しかしながら、その初代によく似た容姿の老齢の現店主は、その稀有な能力は持ち合わせていない。
山神も店内をあえて見る気もないようで、表の通りをただ見つめている。
ほどなくして、盆を手にした白衣の男性が戸口から出てきた。
三十代であろう。店主に似てはないが、先日見た孫娘と目鼻立ちが似通っているような気がした。
店主の息子――若旦那だろう。
その人物がまっすぐ山神へ向かっていくのに、湊は気づいた。
山神が視えている。
そう思った時、若旦那は山神の眼前に立った。
「山神様、今日はなにをお求めで?」
視線を合わせ、茶目っ気たっぷりに言われ、山神は一瞬呆けたようになった。
そうして、店の戸口を流し見る。
そこには、身体を半分だけのぞかせた孫娘がいた。
その顔の上に店主、顎の下に狼のぬいぐるみもある。
縦に並んだ三つの顔が、そわそわと動いている。
ふっと雰囲気をやわらげた山神は、若旦那を真正面から見た。
「むろん、ただのきび団子ぞ」
かつて幾度も繰り返された、お約束のやり取りであった。
孫娘がぬいぐるみをぎゅっと抱きしめ、見上げる。
「おじいちゃん、ヤマガミさまホントにあのセリフ言ったよー!」
「そうだなぁ。けれども、おっしゃったと言えるようになろうなぁ」
親子三代に声を聞かせてあげたようだ。
給仕を終えた若旦那がにこやかな笑みを浮かべる。
「山神様、はじめまして。どうか今後もうちをご贔屓に」
「うむ、来てやってもよかろう」
とんでもなく不遜な言葉を吐いてくれた。
そんな山神に苦笑していると、けたたましい犬の吠え声がした。
通りのすぐそばで、シーズーが飼い主の脚にジャンプしつつ、必死にすがっている。
「なあに、抱っこのおねだり? 散歩中になんて、珍しいじゃない」
飼い主の女性は不思議そうだ。その間もシーズーは吠え続けた。
なかなかのお洒落さんで、フリルのスカートをはき、首輪をつけている。それについた赤珊瑚色の玉がキラリと光った。

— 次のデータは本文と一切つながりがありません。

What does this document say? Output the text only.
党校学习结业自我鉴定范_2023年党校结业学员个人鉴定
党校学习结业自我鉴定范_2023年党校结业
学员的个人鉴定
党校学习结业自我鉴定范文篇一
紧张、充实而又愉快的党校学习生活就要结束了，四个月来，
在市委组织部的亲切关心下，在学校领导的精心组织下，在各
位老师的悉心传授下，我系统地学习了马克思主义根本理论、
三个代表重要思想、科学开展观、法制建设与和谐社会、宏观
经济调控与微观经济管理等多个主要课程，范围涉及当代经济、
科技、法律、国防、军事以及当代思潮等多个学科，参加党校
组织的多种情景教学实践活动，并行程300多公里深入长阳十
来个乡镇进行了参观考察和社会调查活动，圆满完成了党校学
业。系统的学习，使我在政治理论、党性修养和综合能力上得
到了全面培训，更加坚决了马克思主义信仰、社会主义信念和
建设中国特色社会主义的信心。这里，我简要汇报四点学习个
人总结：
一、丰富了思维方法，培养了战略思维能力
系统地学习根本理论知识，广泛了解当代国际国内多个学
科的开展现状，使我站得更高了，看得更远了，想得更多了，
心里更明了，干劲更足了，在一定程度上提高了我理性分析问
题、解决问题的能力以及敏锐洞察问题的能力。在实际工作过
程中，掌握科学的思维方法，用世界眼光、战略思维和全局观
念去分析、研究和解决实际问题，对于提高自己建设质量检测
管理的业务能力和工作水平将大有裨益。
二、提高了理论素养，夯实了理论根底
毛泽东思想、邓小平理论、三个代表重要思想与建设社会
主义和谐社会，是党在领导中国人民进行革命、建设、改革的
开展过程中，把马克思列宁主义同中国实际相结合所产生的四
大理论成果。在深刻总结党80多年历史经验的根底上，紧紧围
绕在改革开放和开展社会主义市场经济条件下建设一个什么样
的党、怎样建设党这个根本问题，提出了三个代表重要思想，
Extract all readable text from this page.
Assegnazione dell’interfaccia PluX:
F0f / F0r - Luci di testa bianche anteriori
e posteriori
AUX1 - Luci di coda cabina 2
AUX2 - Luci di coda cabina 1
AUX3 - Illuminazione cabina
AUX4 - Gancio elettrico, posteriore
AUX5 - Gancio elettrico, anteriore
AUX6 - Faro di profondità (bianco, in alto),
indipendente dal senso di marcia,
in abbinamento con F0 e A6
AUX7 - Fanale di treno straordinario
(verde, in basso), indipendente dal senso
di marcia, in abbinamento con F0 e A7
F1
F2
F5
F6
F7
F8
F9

はいはいと仕方がなさそうに飼い主が抱き上げると、シーズーはそれでも落ちつかないようで、暴れ続ける。その前足の肉球があらわになった。
もっとも大きい肉球の部分――掌球に斜めに入った線が見えた。
「傷跡のアザみたいだ……」
思うままに口にしたら、山神もそのシーズーを見た。
瞬間、キャンキャンと盛大に吠え出し、飼い主の懐に潜り込もうとがむしゃらになった。
「どうしたのよっ、なにをそんなに怖がってるの!?」
飼い主の困惑した声が通りにこだまする。
澄み渡った青空が広がる、午後の一幕であった。